Currently when incremental checkpoint is enabled in RocksDBStateBackend a separate file will be generated on DFS for each sst file. This may cause “file flood” when running intensive workload (many jobs with high parallelism) in big cluster. According to our observation in Alibaba production, such file flood introduces at lease two drawbacks when using HDFS as the checkpoint storage FileSystem: 1) huge number of RPC request issued to NN which may burst its response queue; 2) huge number of files causes big pressure on NN’s on-heap memory.

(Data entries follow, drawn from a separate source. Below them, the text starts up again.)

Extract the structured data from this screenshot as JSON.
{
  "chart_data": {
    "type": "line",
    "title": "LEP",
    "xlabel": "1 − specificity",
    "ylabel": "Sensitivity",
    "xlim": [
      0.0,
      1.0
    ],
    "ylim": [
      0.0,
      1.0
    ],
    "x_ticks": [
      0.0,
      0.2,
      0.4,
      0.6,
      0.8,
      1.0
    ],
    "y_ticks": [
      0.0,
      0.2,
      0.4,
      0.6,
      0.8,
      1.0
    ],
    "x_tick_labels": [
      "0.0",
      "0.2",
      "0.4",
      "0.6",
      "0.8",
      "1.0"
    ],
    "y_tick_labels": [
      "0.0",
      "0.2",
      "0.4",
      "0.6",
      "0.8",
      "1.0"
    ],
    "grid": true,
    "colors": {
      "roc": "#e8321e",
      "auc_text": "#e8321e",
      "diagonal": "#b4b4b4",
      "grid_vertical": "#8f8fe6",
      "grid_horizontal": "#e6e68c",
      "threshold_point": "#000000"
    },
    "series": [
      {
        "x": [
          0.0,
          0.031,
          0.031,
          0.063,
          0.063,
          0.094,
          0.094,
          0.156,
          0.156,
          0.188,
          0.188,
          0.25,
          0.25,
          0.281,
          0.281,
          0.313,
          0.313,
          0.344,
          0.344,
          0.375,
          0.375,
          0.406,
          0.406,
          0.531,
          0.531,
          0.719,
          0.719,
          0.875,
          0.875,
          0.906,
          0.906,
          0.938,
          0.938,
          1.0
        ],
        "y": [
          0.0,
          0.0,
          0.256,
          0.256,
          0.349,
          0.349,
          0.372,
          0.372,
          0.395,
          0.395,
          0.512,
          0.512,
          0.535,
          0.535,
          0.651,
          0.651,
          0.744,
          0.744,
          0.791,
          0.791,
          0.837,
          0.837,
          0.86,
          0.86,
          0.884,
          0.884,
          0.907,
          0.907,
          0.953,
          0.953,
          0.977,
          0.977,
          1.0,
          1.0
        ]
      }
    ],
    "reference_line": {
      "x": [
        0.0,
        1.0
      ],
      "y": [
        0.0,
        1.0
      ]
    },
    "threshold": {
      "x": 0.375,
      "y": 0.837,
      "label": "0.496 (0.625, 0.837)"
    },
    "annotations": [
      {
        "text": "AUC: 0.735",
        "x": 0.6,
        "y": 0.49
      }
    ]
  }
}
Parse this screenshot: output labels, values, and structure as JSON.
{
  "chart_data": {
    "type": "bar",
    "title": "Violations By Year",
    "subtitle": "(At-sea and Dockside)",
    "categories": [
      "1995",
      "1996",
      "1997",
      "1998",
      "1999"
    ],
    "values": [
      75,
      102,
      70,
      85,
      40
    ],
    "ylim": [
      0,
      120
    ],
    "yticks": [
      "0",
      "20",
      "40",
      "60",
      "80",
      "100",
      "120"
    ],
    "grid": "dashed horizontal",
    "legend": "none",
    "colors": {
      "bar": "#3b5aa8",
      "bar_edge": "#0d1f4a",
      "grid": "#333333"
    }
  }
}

In Flink we ever noticed similar small file flood problem and tried to resolved it by introducing ByteStreamStateHandle(
FLINK-2808), but this solution has its limitation that if we configure the threshold too low there will still be too many small files, while if too high the JM will finally OOM, thus could hardly resolve the issue in case of using RocksDBStateBackend with incremental snapshot strategy.
We propose a new OutputStream called FileSegmentCheckpointStateOutputStream(FSCSOS) to fix the problem. FSCSOS will reuse the same underlying distributed file until its size exceeds a preset threshold. We
plan to complete the work in 3 steps: firstly introduce FSCSOS, secondly resolve the specific storage amplification issue on FSCSOS, and lastly add an option to reuse FSCSOS across multiple checkpoints to further reduce the DFS file number.
More details please refer to the attached design doc.